London Artist’s New Book Inspired by T.S. Eliot’s ‘The Waste Land’

In 1922, T.S. Eliot first published ‘The Waste Land’, now considered to be one of the 20th century’s most important poetic pieces, and a defining staple of the modernist style.

It’s a piece of literature that has always inspired artist Susie Hamilton, especially her 2018 exhibition titled ‘At the Violet Hour’, which showcased over eighty pieces of art hanging just a short distance from the bus shelter where Eliot composed part of ‘The Waste Land’.

It is also the catalyst behind her bold new book, ‘On Margate Sands: Paintings & Drawings based on T.S. Eliot’s The Waste Land’.

Synopsis:

‘ON MARGATE SANDS’ takes its inspiration from At the Violet Hour, a 2018 exhibition at Nayland Rock Hotel, Margate, next to the bus shelter where Eliot wrote part of The Waste Land . 

For this show Hamilton made over eighty paintings and drawings which respond to the fragmented and diverse nature of the poem and range from depictions of the sordid to the luminous, from the gloom of Hades or The City of London to the light of ‘the hyacinth garden’. 

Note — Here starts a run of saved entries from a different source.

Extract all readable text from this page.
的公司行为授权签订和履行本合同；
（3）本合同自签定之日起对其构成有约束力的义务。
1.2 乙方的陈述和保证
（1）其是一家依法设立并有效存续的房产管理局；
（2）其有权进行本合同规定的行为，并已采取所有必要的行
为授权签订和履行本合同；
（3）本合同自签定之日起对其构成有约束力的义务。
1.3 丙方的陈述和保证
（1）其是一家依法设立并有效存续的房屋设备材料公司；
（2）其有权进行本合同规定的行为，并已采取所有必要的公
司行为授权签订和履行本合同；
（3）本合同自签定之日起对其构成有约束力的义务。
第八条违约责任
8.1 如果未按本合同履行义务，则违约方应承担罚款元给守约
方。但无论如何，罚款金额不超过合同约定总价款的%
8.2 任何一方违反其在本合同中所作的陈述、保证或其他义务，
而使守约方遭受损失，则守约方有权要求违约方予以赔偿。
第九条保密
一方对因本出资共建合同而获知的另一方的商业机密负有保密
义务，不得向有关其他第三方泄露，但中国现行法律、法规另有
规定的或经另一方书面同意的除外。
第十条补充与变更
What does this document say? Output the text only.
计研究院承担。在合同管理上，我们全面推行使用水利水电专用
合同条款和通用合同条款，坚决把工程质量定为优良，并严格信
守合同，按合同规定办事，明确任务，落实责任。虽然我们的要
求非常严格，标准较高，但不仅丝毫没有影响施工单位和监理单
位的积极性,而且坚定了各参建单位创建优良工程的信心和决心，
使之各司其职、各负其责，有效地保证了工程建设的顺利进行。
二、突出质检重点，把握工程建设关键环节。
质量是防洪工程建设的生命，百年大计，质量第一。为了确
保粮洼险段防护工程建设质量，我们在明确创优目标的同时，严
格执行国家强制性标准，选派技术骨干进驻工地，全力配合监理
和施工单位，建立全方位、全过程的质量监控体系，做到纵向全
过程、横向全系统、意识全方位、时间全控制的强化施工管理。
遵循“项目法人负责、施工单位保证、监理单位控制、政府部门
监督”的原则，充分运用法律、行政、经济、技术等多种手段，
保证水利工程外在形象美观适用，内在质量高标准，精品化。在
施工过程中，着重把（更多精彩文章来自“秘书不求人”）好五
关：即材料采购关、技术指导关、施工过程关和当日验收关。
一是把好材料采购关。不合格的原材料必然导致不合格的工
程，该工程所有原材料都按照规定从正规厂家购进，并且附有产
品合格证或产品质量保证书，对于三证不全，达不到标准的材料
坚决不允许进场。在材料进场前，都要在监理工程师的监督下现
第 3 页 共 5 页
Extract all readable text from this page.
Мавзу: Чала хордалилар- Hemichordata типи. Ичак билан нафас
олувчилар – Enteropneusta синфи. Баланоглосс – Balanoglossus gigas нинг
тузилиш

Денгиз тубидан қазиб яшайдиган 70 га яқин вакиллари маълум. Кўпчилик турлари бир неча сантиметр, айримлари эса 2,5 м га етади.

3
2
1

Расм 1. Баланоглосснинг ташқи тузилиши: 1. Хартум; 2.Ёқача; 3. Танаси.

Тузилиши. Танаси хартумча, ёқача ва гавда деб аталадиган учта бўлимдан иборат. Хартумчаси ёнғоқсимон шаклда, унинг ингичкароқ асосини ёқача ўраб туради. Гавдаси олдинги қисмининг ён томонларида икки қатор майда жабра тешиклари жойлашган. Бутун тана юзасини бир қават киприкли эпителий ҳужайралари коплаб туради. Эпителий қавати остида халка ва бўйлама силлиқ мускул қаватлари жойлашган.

They were hung, Salon-style, from floor to ceiling in one of the bedrooms in the hotel. The exhibition was part of Turner Contemporary’s programme “Journeys with ‘The Waste Land'”

In November part of this exhibition will be recreated for one evening in the Eliot territory of Bloomsbury, near Russell Square, where Eliot used to work at Faber, and near Bedford Place and Bury Street where he lived for a while.